I went home and I couldn’t get that thought out of my mind. I took a bath and tried to really think about that feeling and my own contribution to it all. What came up for me was this strong sense of never really feeling like I belong, anywhere. When I was a kid, I moved around a lot, always switching schools; I was always the new kid, always an outsider. Being a child of divorced parents never really helped that feeling either. The closest person I had growing up was my sister, and in my twenties she developed mental health problems, and shut me out, so over the years I have shut myself off from her as well.

The more I thought about having this feeling that I never really belong anywhere, I realized that because of that, I subconsciously have continuously attracted or created situations that trigger my abandonment issues. When you feel like an outsider in your mind, you never really let people in. I think the past few years I have worked hard on letting people in, and I do feel like I have made some progress there. However, that has also created an issue, where when I do let people in, and I end up getting hurt, I strike back with a fury of vengeance to just completely destroy the entire relationship. Which just furthers the situations of abandonment.

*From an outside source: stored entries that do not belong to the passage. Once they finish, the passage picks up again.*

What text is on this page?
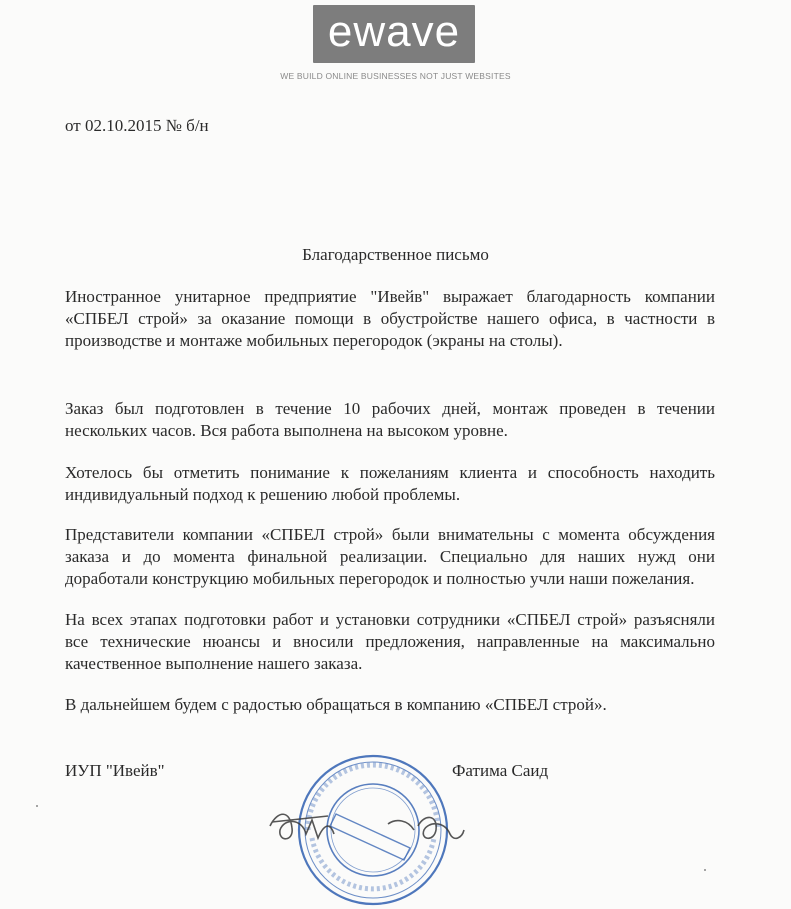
ewave
WE BUILD ONLINE BUSINESSES NOT JUST WEBSITES
от 02.10.2015 № б/н
Благодарственное письмо
Иностранное унитарное предприятие "Ивейв" выражает благодарность компании «СПБЕЛ строй» за оказание помощи в обустройстве нашего офиса, в частности в производстве и монтаже мобильных перегородок (экраны на столы).
Заказ был подготовлен в течение 10 рабочих дней, монтаж проведен в течении нескольких часов. Вся работа выполнена на высоком уровне.
Хотелось бы отметить понимание к пожеланиям клиента и способность находить индивидуальный подход к решению любой проблемы.
Представители компании «СПБЕЛ строй» были внимательны с момента обсуждения заказа и до момента финальной реализации. Специально для наших нужд они доработали конструкцию мобильных перегородок и полностью учли наши пожелания.
На всех этапах подготовки работ и установки сотрудники «СПБЕЛ строй» разъясняли все технические нюансы и вносили предложения, направленные на максимально качественное выполнение нашего заказа.
В дальнейшем будем с радостью обращаться в компанию «СПБЕЛ строй».
ИУП "Ивейв"	Фатима Саид
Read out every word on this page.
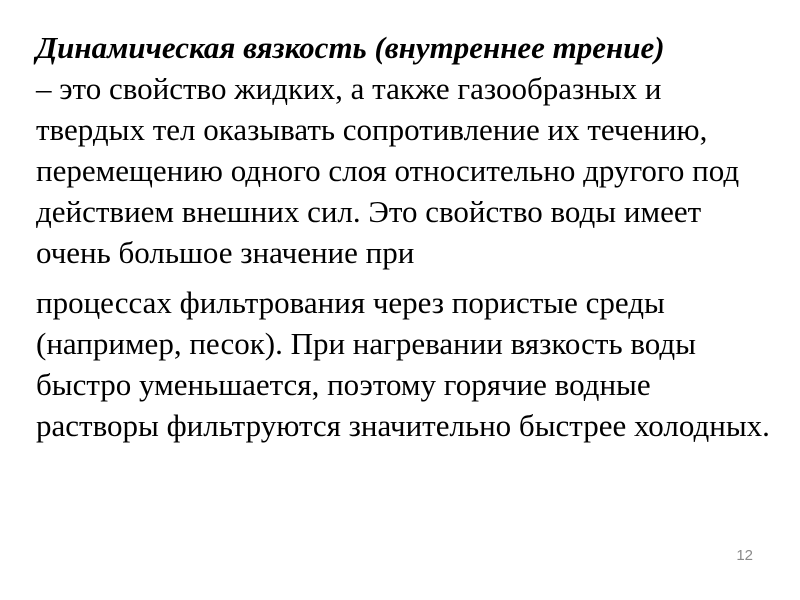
Динамическая вязкость (внутреннее трение)
– это свойство жидких, а также газообразных и твердых тел оказывать сопротивление их течению, перемещению одного слоя относительно другого под действием внешних сил. Это свойство воды имеет очень большое значение при

процессах фильтрования через пористые среды (например, песок). При нагревании вязкость воды быстро уменьшается, поэтому горячие водные растворы фильтруются значительно быстрее холодных.

12
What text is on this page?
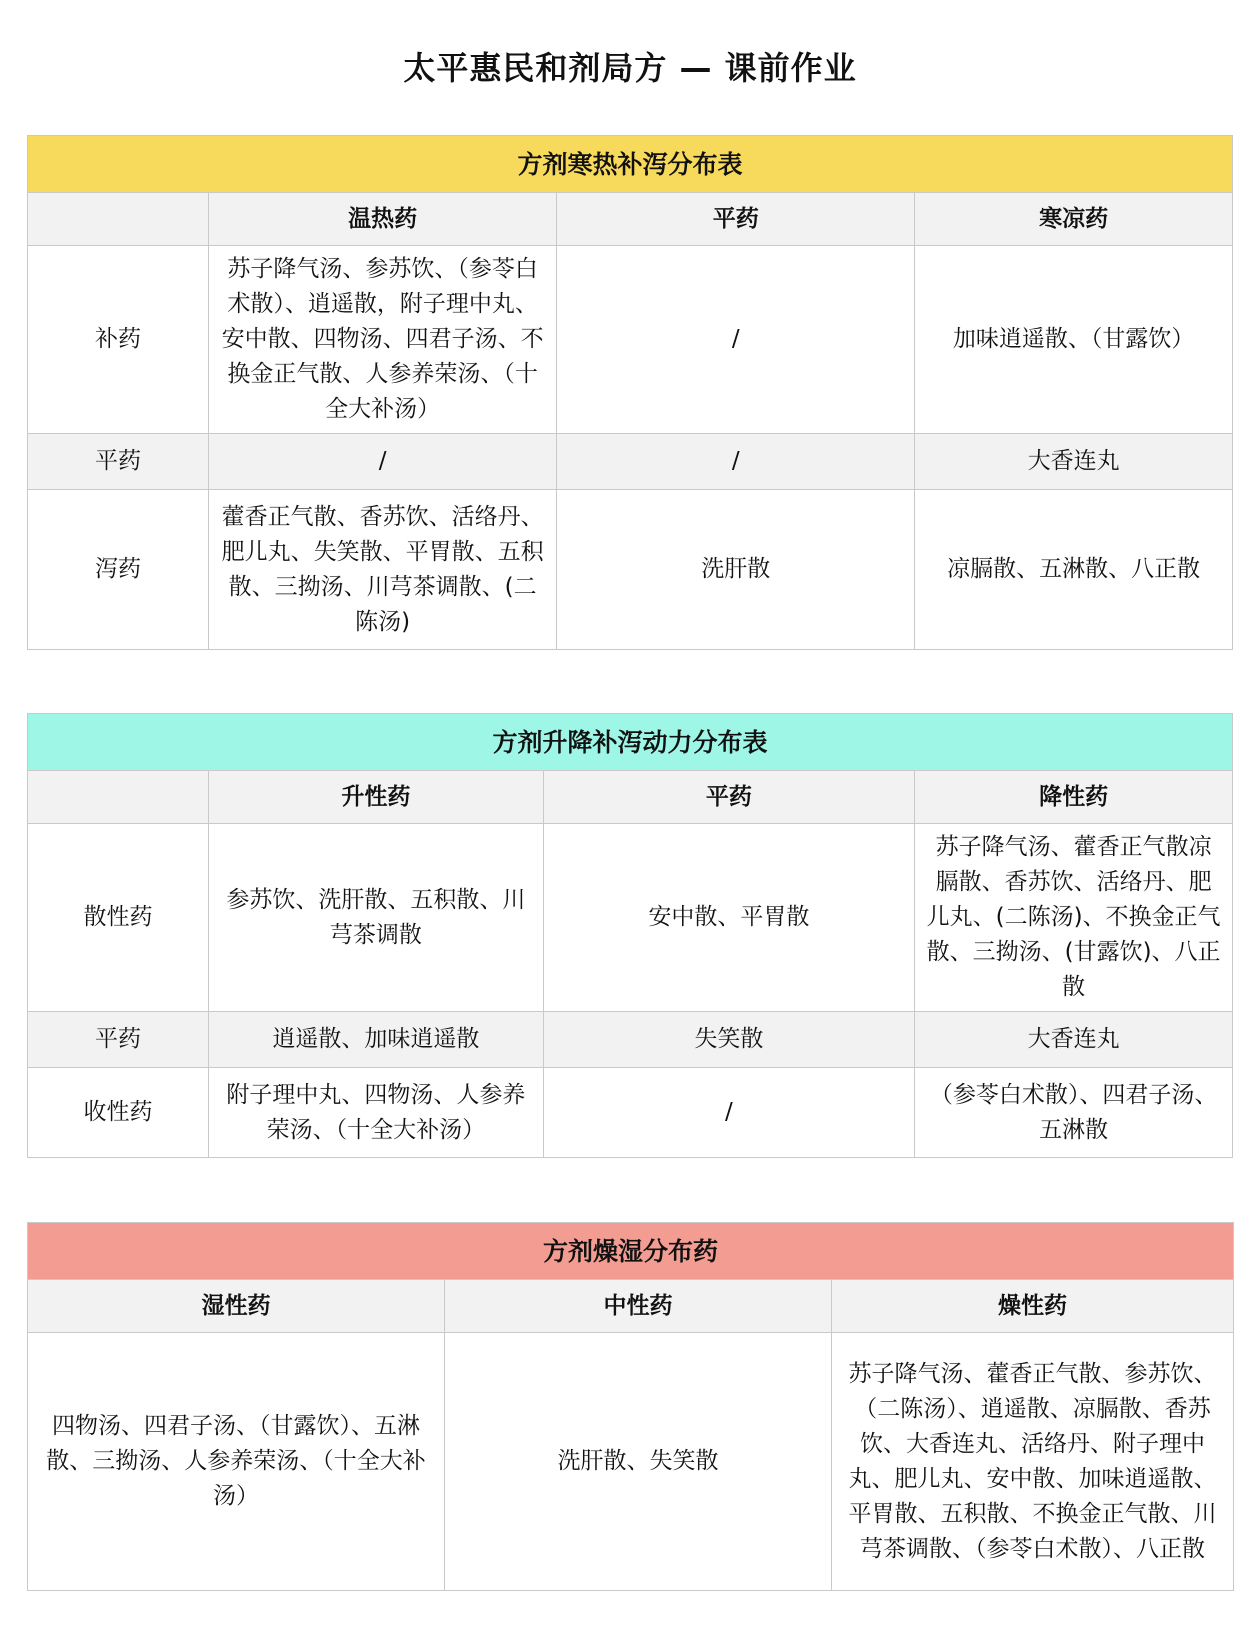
太平惠民和剂局方 — 课前作业
方剂寒热补泻分布表			
	温热药	平药	寒凉药
补药	苏子降气汤、参苏饮、（参苓白术散）、逍遥散，附子理中丸、安中散、四物汤、四君子汤、不换金正气散、人参养荣汤、（十全大补汤）	/	加味逍遥散、（甘露饮）
平药	/	/	大香连丸
泻药	藿香正气散、香苏饮、活络丹、肥儿丸、失笑散、平胃散、五积散、三拗汤、川芎茶调散、(二陈汤)	洗肝散	凉膈散、五淋散、八正散
方剂升降补泻动力分布表			
	升性药	平药	降性药
散性药	参苏饮、洗肝散、五积散、川芎茶调散	安中散、平胃散	苏子降气汤、藿香正气散凉膈散、香苏饮、活络丹、肥儿丸、(二陈汤)、不换金正气散、三拗汤、(甘露饮)、八正散
平药	逍遥散、加味逍遥散	失笑散	大香连丸
收性药	附子理中丸、四物汤、人参养荣汤、（十全大补汤）	/	（参苓白术散）、四君子汤、五淋散
方剂燥湿分布药		
湿性药	中性药	燥性药
四物汤、四君子汤、（甘露饮）、五淋散、三拗汤、人参养荣汤、（十全大补汤）	洗肝散、失笑散	苏子降气汤、藿香正气散、参苏饮、（二陈汤）、逍遥散、凉膈散、香苏饮、大香连丸、活络丹、附子理中丸、肥儿丸、安中散、加味逍遥散、平胃散、五积散、不换金正气散、川芎茶调散、（参苓白术散）、八正散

One of my other biggest issues is one of judgement. I don’t like to admit it, but I am a very judgmental person. I don’t mean that in a way that I am constantly looking down on people either, its more that I categorize them. It is why I make a good recruiter. I am good at seeing people very clearly for who they are, and accurately assessing if they would be a good fit for a job or not. When you are always judging and categorizing people though, it tends to shut you off from seeing what they might actually be capable of. Leaving room for people to surprise you with who they are, is important.

What I began to see last night, is that because I have always felt like I don’t belong, I judge myself the hardest. Recently I found myself in a relationship with someone who was a lot like me. We were alike in many ways, but in particular we both were dealing with abandonment issues, and we both were rather judgmental. Because we were so similar, I found myself constantly berating and judging him for his shortcomings. They were my shortcomings as well, and I absolutely couldn’t stop myself from just tearing him apart over some things. It wasn’t healthy, and ultimately it wasn’t sustainable. What it made me realize though is that internally, I am berating myself on a constant basis, just as harshly as I was doing to him.

I judge myself for not being perfect, and when people get close enough to me, I push them away so they can’t see my true and imperfect self. I have been living this pattern my whole life, and that is why I have always felt like this outsider… because I have made myself one.

I woke up this morning to the news that a friend of mine had passed away. This friend had lived a challenging life, and struggled for a long time with an alcohol addiction. Despite his best attempts, I think he too, just always felt alone, like an outsider who didn’t belong anywhere. Hearing that news really shook me.

In processing all of this, I don’t know what exactly the right thing to do is. However, I know that I have to change. I know that I don’t want to be an outsider anymore. I want to be present with people. I want to not judge them and only see them as a certain category that I have put them in, I want to be open to the fact that they might surprise me if I let them. I want to find myself in a room of people I know and be able to smile at all the joy we’ve shared between us. I want to be an inviting and welcoming spirit who people seek out for insight and guidance. I am quirky, weird, and a bit out there, but I see now that doesn’t mean that I don’t belong. That means that I need to be my truest, weirdest self, and attract my quirky, out there tribe of people to me. I think my mistake has always been that in feeling like the outsider, I didn’t realize it was because my soul came here to create a new tribe with a new vibe. It’s not on me to seek out those people, but rather to be me to my fullest, without judging myself, and to know that those that are meant to be in my life will find me when I do just that.

So that’s what I’m working on. I think I’ve been working on that for awhile but now I really see it. I see that loving and accepting myself completely is my only real option for happiness in this life.

So, fair warning… if you thought I was weird before… you ain’t seen nothing yet. :p

Hug your loved ones close today. Be present with people. It’s been a rough few weeks of energy for a lot of us, and you never know what someone else is really going through unless you listen, share, and truly connect. The world needs more real connections right now more than ever.